Ensure all emails are received safely
By enabling DMARC in their email marketing strategies, domain owners can better identify and prevent potentially malicious activity and protect their email recipients. However, email deliverability can be affected by a multitude of factors that go beyond Domain-based Message Authentication.
The secret to impressive email marketing campaigns is having the right tools on your side to uncover red flags behind original messages. Validity Everest provides you with the insight you require to get messages to recipients promptly. Thanks to features such as inbox placement insights, sender reputation monitoring tools, and engagement metrics, you can find out why your content is ending up within blocklists or spam folders.
We help you make the adjustments you need to communicate with your audience without unnecessary hurdles. Make informed decisions based on concrete data when you make Validity your partner for email security and assessment tools.
Discover how Everest can help you set up and monitor proper email authentication to keep your program safe and secure.
DMARC FAQ
Do I need DMARC?
Everyone can benefit from DMARC. Unfortunately, the majority of senders don’t use DMARC, which puts not only their brand and sender reputations at risk, but also their email recipients. You’ll know if you have SPF or DKIM failures, but you won’t benefit from the granularity of DMARC reports unless you’ve done the legwork to implement DMARC. Without DMARC, you’re leaving lots of information on the table, and without those insights, your email program could be at risk.
Can I set up DMARC by myself?
Yes! But it can be tricky and often requires professional assistance. You’ll need a high level of confidence in your ability to build a functional record. You also might need help making sense of the reports you’ll receive or how to solve the issues you’re seeing in them.

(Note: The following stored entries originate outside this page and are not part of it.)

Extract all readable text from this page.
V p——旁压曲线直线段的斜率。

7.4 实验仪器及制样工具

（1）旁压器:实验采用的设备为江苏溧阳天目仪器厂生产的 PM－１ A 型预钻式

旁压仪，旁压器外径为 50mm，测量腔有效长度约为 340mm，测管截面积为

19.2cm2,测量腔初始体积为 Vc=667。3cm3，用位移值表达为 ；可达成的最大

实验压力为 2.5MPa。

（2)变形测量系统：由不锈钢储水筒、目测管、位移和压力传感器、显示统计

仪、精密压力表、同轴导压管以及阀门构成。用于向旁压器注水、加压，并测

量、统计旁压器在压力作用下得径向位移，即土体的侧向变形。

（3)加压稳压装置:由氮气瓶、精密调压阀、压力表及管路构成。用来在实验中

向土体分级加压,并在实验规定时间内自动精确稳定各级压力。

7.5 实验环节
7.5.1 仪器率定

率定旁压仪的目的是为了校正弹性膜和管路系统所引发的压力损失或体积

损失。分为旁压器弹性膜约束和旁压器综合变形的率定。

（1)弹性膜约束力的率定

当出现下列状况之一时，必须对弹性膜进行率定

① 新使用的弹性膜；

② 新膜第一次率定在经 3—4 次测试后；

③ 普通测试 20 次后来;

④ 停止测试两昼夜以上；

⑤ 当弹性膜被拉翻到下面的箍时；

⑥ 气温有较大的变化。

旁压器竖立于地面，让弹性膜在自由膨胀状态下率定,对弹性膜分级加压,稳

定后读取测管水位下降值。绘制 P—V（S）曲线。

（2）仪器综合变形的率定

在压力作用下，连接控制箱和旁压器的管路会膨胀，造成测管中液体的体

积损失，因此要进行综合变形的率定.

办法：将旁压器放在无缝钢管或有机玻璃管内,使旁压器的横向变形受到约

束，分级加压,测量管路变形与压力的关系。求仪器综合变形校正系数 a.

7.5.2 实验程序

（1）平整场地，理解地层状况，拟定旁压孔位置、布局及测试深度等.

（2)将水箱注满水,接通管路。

If you’re not feeling confident enough to take on DMARC by yourself, there are lots of tools to help you get up and running. For example, Everest, Validity’s email success platform, can assist you in the set-up, implementation, and interpretation of DMARC.
What if I don’t use DMARC?
There is no penalty. MBPs aren’t treating mail without a DMARC policy associated with it unfairly, but you lack benefits from the additional signals DMARC can send to the receiver. You also put yourself at a greater risk for reputational damage because you could be spoofed unknowingly.
If you have SPF and DKIM set up, it is simple to add DMARC to the mix. However, if you don’t want to add DMARC, you don’t necessarily face a crash-and-burn scenario with your email program.
Does Gmail use DMARC?
Gmail and other email providers, including AOL, Comcast, Hotmail, and Yahoo! Mail, all enable DMARC. You can learn more about DMARC in Gmail using this guide within its help center. And as mentioned, Gmail now requires bulk senders to have a published DMARC record.
Is DMARC free?
DMARC is free. However, you will need to dedicate time and resources to setting up protocols and monitoring your alignment and deliverability. We recommend you adopt an email marketing and deliverability solution like Everest to help your team implement and manage DMARC.
Do I need DKIM if I have DMARC?
DMARC requires you to enable both DKIM and SPF, as it relies on these protocols to know if an email is safe and legitimate.
What is DMARC versus DKIM?
DKIM and DMARC are both security protocols for email, and DMARC relies on both DKIM and SPF to assess if an email is legitimate and, if not, where it should go.
Can DMARC pass if SPF fails?
A message cannot pass DMARC if it fails either SPF or DKIM. This is why DMARC is regarded as the highest level of security for email.